Annie didn’t speak to her for a year.
* * *
During that time, Annie moved in with Walt, sharing the basement of his father’s house, a small Craftsman bungalow an hour from the trailer park. Annie knew, being so far away, there was no chance of running into her mother, and she enjoyed the freedom that feeling provided. She chopped her hair in the front and dyed it purple. Walt gave her a T-shirt that read I OWE YOU NOTHING. She wore it often.
Walt’s father worked nights at a creamery. Walt fixed cars at a nearby auto shop. Annie’s grades got her a scholarship at a local community college, and she took English literature and photography classes, fancying herself one day taking pictures for a travel magazine. Maybe she would go to Italy and find where Paulo lived, show up with a camera and say, “Oh, hey, what a coincidence.”

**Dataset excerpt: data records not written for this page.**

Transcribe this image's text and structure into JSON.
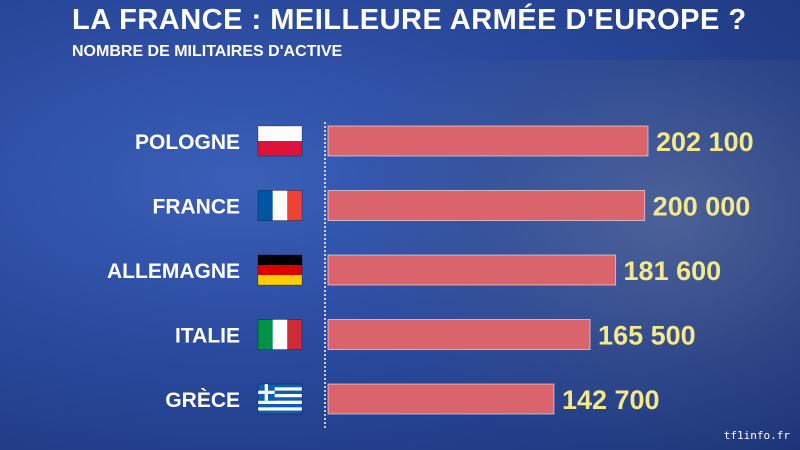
{
  "title": "LA FRANCE : MEILLEURE ARMÉE D'EUROPE ?",
  "subtitle": "NOMBRE DE MILITAIRES D'ACTIVE",
  "credit": "tf1info.fr",
  "colors": {
    "bar": "#d9646b",
    "value": "#f4e88a",
    "label": "#ffffff"
  },
  "chart_data": {
    "type": "bar",
    "orientation": "horizontal",
    "title": "LA FRANCE : MEILLEURE ARMÉE D'EUROPE ?",
    "subtitle": "NOMBRE DE MILITAIRES D'ACTIVE",
    "categories": [
      "POLOGNE",
      "FRANCE",
      "ALLEMAGNE",
      "ITALIE",
      "GRÈCE"
    ],
    "values": [
      202100,
      200000,
      181600,
      165500,
      142700
    ],
    "value_labels": [
      "202 100",
      "200 000",
      "181 600",
      "165 500",
      "142 700"
    ],
    "flags": [
      "poland-flag",
      "france-flag",
      "germany-flag",
      "italy-flag",
      "greece-flag"
    ],
    "xlim": [
      0,
      202100
    ],
    "grid": false,
    "legend": "none"
  }
}
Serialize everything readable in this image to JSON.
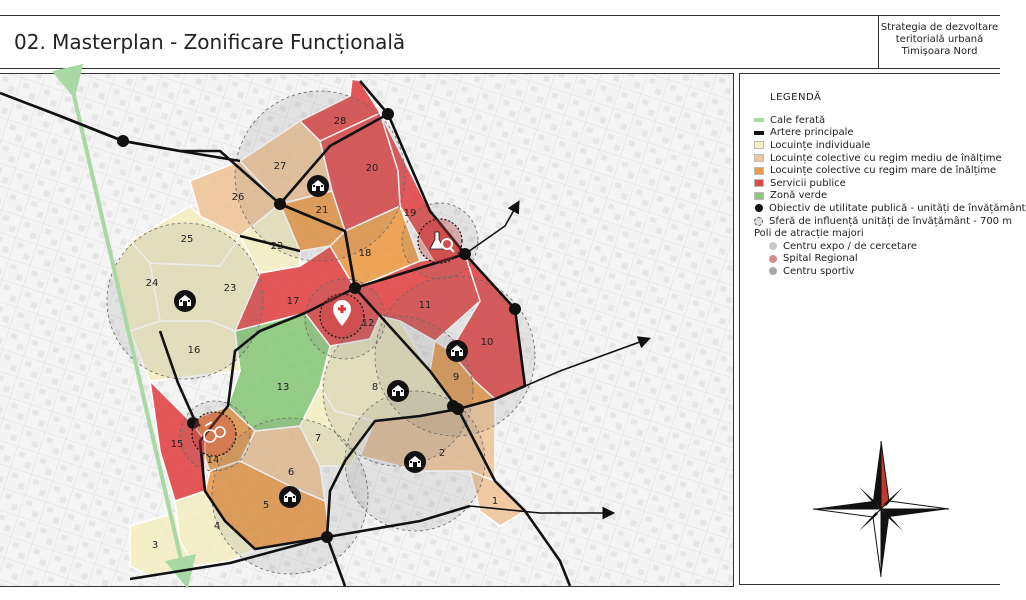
{
  "header": {
    "title": "02. Masterplan - Zonificare Funcțională",
    "subtitle_lines": [
      "Strategia de dezvoltare",
      "teritorială urbană",
      "Timișoara Nord"
    ]
  },
  "legend": {
    "title": "LEGENDĂ",
    "items": [
      {
        "label": "Cale ferată",
        "kind": "line",
        "color": "#a8d8a4"
      },
      {
        "label": "Artere principale",
        "kind": "line",
        "color": "#111111"
      },
      {
        "label": "Locuințe individuale",
        "kind": "swatch",
        "color": "#f3eec4"
      },
      {
        "label": "Locuințe colective cu regim mediu de înălțime",
        "kind": "swatch",
        "color": "#efc59a"
      },
      {
        "label": "Locuințe colective cu regim mare de înălțime",
        "kind": "swatch",
        "color": "#ec9b4a"
      },
      {
        "label": "Servicii publice",
        "kind": "swatch",
        "color": "#e1494a"
      },
      {
        "label": "Zonă verde",
        "kind": "swatch",
        "color": "#8cc87c"
      },
      {
        "label": "Obiectiv de utilitate publică - unități de învățământ",
        "kind": "dot",
        "color": "#111111"
      },
      {
        "label": "Sferă de influență unități de învățământ - 700 m",
        "kind": "dash",
        "color": "#dddddd"
      },
      {
        "label": "Poli de atracție majori",
        "kind": "text",
        "color": ""
      },
      {
        "label": "Centru expo / de cercetare",
        "kind": "subdot",
        "color": "#c9c9c9"
      },
      {
        "label": "Spital Regional",
        "kind": "subdot",
        "color": "#d98c8c"
      },
      {
        "label": "Centru sportiv",
        "kind": "subdot",
        "color": "#a9a9a9"
      }
    ]
  },
  "colors": {
    "individual": "#f3eec4",
    "medium": "#efc59a",
    "high": "#ec9b4a",
    "services": "#e1494a",
    "green": "#8cc87c",
    "railway": "#a8d8a4",
    "artery": "#111111"
  },
  "zones": [
    {
      "id": "1",
      "label": "1",
      "type": "medium"
    },
    {
      "id": "2",
      "label": "2",
      "type": "medium"
    },
    {
      "id": "3",
      "label": "3",
      "type": "individual"
    },
    {
      "id": "4",
      "label": "4",
      "type": "individual"
    },
    {
      "id": "5",
      "label": "5",
      "type": "high"
    },
    {
      "id": "6",
      "label": "6",
      "type": "medium"
    },
    {
      "id": "7",
      "label": "7",
      "type": "individual"
    },
    {
      "id": "8",
      "label": "8",
      "type": "individual"
    },
    {
      "id": "9",
      "label": "9",
      "type": "high"
    },
    {
      "id": "10",
      "label": "10",
      "type": "services"
    },
    {
      "id": "11",
      "label": "11",
      "type": "services"
    },
    {
      "id": "12",
      "label": "12",
      "type": "services"
    },
    {
      "id": "13",
      "label": "13",
      "type": "green"
    },
    {
      "id": "14",
      "label": "14",
      "type": "high"
    },
    {
      "id": "15",
      "label": "15",
      "type": "services"
    },
    {
      "id": "16",
      "label": "16",
      "type": "individual"
    },
    {
      "id": "17",
      "label": "17",
      "type": "services"
    },
    {
      "id": "18",
      "label": "18",
      "type": "high"
    },
    {
      "id": "19",
      "label": "19",
      "type": "services"
    },
    {
      "id": "20",
      "label": "20",
      "type": "services"
    },
    {
      "id": "21",
      "label": "21",
      "type": "high"
    },
    {
      "id": "22",
      "label": "22",
      "type": "individual"
    },
    {
      "id": "23",
      "label": "23",
      "type": "individual"
    },
    {
      "id": "24",
      "label": "24",
      "type": "individual"
    },
    {
      "id": "25",
      "label": "25",
      "type": "individual"
    },
    {
      "id": "26",
      "label": "26",
      "type": "medium"
    },
    {
      "id": "27",
      "label": "27",
      "type": "medium"
    },
    {
      "id": "28",
      "label": "28",
      "type": "services"
    }
  ],
  "poles": [
    {
      "name": "Centru expo / de cercetare",
      "icon": "flask-icon"
    },
    {
      "name": "Spital Regional",
      "icon": "hospital-pin-icon"
    },
    {
      "name": "Centru sportiv",
      "icon": "sport-icon"
    }
  ],
  "school_icon": "school-icon"
}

As the months passed, she thought about calling her mother, especially when Walt would act like a child, pouting over food, not wanting to shower before they went out. But, like many her age, Annie’s thirst for independence overruled her need for guidance. Besides, who was her mother to talk about men? Annie couldn’t bear what she knew she would hear: “Is this really how you want to spend your life, Annie? In your boyfriend’s basement?” The thought of that made her put down the phone.
Then, the following summer, she stopped by the hospital to surprise her Uncle Dennis, who had moved his practice to Arizona a few years earlier. It was after five o’clock and no one was at the reception desk, so she walked back to his office and tapped on the door. She heard a muffled “Yes?” and turned the knob.